Separately, CIG and Public Service of Colorado (PSCo), a major shipper on the expansion, also urged the agency to act by Feb. 21, saying a delay would threaten the project’s proposed August 2008 in-service date.
“As you know, 60% of the project crosses agricultural lands. CIG has stated that they would like to begin installation of the pipeline during the remaining months of the current winter in order to avoid effects on agricultural producers, who have not yet commenced seasonal operations. Also, numerous irrigation ditches must be crossed in order to complete the project and crossing them during the winter months, when they are dry, would greatly mitigate effects on agricultural operations,” Allard said.

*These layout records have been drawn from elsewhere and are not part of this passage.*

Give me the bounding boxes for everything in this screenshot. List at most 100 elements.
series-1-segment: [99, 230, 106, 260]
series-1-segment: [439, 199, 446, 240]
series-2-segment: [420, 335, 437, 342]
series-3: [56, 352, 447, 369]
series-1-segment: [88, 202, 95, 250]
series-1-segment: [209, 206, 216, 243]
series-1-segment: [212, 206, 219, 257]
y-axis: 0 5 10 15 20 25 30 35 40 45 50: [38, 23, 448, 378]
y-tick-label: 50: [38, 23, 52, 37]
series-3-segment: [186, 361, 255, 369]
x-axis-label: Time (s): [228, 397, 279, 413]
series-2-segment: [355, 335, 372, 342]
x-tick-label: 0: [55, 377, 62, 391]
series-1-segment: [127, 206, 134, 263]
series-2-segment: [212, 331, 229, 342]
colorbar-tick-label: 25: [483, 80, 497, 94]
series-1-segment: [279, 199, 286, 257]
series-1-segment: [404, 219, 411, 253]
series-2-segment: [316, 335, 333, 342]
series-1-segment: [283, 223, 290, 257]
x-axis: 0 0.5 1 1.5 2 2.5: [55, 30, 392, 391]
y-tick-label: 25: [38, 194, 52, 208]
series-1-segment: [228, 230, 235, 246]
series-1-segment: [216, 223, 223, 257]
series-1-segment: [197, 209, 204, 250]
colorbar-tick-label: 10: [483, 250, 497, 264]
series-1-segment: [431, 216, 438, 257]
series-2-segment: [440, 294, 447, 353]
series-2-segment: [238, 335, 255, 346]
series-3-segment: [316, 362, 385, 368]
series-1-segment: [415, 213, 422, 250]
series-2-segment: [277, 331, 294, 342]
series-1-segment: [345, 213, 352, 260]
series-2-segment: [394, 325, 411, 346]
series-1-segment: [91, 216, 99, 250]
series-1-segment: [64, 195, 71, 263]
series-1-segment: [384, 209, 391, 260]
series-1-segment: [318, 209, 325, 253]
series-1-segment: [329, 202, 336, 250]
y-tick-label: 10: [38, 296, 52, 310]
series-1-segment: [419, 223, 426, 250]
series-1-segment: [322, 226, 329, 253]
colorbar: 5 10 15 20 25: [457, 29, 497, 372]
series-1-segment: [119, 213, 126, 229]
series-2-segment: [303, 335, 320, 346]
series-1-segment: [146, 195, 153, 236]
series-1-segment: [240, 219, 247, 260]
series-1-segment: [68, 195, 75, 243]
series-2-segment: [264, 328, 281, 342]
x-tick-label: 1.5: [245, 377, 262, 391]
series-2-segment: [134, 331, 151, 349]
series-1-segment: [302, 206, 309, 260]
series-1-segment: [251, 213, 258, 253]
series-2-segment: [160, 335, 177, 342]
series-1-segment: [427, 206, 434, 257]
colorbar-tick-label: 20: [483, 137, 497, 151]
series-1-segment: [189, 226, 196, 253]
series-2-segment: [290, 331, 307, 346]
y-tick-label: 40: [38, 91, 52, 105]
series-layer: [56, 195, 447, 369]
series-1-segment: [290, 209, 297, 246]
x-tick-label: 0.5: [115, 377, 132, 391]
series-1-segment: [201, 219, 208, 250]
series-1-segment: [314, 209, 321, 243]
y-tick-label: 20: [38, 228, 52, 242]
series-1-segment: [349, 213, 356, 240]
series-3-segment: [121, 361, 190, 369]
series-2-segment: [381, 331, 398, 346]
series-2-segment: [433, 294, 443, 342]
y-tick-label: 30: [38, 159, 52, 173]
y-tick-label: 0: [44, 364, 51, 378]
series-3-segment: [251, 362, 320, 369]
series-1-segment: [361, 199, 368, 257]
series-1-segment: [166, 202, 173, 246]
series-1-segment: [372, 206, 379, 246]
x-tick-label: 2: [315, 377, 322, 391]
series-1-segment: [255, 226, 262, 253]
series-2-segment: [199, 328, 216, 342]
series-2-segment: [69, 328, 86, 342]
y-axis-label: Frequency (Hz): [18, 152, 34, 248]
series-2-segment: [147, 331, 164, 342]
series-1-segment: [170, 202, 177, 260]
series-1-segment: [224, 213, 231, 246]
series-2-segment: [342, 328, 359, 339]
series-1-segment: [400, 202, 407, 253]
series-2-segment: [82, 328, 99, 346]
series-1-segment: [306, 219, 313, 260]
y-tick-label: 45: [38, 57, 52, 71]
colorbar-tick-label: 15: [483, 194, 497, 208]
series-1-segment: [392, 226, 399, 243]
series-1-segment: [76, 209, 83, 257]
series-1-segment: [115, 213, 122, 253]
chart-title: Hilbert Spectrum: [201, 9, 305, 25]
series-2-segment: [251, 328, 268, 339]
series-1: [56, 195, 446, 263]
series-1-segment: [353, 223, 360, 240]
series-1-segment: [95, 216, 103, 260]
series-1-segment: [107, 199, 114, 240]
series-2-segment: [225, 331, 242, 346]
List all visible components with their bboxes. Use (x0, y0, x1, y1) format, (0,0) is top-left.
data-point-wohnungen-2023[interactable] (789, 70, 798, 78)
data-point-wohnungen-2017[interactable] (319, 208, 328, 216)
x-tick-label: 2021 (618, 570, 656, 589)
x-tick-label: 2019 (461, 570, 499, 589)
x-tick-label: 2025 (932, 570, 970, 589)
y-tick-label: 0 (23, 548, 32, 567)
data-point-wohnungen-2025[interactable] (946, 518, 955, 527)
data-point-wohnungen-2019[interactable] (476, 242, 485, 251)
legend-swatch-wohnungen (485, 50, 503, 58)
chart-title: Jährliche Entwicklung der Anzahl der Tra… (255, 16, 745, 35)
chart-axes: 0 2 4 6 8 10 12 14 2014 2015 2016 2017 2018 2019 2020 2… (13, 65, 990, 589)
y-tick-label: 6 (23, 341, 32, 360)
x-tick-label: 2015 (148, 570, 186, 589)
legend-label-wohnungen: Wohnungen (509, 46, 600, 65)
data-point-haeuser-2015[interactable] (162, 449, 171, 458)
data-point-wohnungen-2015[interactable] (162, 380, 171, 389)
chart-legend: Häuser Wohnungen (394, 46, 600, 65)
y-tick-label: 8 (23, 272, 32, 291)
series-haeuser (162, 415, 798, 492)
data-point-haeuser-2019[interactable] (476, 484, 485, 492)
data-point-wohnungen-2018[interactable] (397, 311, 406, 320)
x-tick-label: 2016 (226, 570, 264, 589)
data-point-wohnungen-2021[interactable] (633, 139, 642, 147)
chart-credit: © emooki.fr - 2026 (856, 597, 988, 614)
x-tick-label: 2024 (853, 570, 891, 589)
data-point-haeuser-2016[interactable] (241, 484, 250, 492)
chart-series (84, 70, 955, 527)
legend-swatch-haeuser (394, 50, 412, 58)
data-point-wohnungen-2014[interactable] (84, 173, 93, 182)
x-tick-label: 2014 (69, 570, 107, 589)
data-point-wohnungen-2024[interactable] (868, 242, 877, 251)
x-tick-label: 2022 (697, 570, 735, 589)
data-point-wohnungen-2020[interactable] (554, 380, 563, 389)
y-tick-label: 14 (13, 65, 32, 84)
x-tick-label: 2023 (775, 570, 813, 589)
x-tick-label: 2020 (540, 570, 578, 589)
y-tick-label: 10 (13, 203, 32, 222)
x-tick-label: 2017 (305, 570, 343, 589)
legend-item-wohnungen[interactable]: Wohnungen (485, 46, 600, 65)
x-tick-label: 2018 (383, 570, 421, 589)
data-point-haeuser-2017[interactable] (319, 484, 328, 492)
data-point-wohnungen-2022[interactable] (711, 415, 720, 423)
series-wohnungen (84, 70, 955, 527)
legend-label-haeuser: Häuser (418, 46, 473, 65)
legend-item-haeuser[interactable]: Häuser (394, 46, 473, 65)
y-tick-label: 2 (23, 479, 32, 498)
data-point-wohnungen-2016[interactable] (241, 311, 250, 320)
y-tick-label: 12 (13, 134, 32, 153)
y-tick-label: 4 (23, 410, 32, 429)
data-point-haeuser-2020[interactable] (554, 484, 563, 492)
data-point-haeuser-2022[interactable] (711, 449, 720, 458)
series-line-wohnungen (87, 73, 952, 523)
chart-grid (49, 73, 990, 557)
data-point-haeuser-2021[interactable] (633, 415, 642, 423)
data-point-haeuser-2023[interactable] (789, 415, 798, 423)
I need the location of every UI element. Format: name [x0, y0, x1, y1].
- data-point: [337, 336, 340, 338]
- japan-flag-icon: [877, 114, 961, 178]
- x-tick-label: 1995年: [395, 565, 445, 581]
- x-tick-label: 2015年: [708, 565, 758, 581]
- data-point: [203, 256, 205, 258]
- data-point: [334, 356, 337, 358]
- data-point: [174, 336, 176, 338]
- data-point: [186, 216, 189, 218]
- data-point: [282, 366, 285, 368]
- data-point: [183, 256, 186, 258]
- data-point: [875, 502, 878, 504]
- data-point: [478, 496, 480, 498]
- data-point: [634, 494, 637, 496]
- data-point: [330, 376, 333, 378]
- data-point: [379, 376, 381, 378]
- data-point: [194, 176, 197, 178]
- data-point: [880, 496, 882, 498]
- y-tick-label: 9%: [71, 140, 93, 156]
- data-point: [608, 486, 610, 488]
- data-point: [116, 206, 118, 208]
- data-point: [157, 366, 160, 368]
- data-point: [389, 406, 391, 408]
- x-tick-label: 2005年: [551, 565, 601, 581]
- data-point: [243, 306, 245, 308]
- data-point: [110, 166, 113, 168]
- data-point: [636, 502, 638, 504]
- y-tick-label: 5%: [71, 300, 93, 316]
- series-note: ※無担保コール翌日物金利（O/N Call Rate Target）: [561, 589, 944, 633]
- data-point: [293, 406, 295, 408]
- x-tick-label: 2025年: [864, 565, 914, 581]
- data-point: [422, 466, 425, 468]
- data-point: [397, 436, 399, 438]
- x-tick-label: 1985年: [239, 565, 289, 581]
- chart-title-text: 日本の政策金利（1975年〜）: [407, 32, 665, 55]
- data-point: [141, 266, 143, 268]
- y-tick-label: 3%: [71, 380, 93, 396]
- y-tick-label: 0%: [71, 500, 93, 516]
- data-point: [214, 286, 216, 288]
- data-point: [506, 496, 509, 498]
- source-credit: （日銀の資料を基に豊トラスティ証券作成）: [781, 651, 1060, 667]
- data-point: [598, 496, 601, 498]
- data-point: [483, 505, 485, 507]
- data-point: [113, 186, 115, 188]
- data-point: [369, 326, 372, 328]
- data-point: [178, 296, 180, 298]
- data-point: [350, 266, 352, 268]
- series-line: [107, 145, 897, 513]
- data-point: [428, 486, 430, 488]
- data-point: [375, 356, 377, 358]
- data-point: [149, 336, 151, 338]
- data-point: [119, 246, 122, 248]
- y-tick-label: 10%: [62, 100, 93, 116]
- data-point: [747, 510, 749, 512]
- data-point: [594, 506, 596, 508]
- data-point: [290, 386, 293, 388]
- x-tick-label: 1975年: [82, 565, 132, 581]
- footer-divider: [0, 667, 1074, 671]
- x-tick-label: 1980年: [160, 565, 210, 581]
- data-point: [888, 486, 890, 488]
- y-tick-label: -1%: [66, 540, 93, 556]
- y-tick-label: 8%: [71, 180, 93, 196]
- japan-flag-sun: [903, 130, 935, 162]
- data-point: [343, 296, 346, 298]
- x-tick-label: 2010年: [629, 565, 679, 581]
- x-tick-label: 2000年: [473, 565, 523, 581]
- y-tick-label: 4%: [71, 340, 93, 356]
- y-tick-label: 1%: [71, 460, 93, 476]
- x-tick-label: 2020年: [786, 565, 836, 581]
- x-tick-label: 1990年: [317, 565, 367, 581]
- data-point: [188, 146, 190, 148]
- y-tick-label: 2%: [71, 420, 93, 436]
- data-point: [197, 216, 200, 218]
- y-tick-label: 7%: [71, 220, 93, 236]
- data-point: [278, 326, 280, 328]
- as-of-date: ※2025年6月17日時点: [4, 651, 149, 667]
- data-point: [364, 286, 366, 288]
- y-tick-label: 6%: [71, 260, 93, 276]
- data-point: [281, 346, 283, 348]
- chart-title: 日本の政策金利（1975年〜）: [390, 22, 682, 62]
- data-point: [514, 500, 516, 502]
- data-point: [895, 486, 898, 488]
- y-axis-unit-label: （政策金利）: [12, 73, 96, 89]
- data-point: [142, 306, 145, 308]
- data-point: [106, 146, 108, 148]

At the same time, “operating during the winter months would allow for the least possible effects to species protected by the Migratory Bird Treaty Act of 1918,” the senator noted.
The High Plains project calls for the construction of 164 miles of 24-inch and 30-inch diameter pipeline, in four separate segments, and associated aboveground facilities in Weld, Adams and Morgan counties in Colorado. The proposed expansion would deliver up to 900 MMcf/d. The facilities would connect with PSCo, which has subscribed for most of the capacity. Other connections would be with CIG affiliate Wyoming Interstate Co. Ltd., Rockies Express Pipeline (REX) and Young Gas Storage.
To avoid unnecessary costs and environmental/landowner impacts, CIG proposes to refunctionalize a portion of its Crazy Horse Lateral, which is located near the Cheyenne Hub in Weld County. This would allow the High Plains pipe facilities to directly connect with REX without having to construct extensive interconnecting facilities, according to CIG.
In late December FERC issued a favorable final environmental review of the CIG project. This is the last step before FERC acts on a certificate for a project.
CIG said it has entered into a precedent agreement with PSCo to provide a maximum daily quantity (MDQ) of 874,000 Dth/d of capacity on the expansion facilities for an initial contract term of approximately 21.5 years. It also has executed a precedent agreement with Coral Energy for an MDQ of 25,000 Dth/d of firm transportation service (see NGI, May 14, 2007).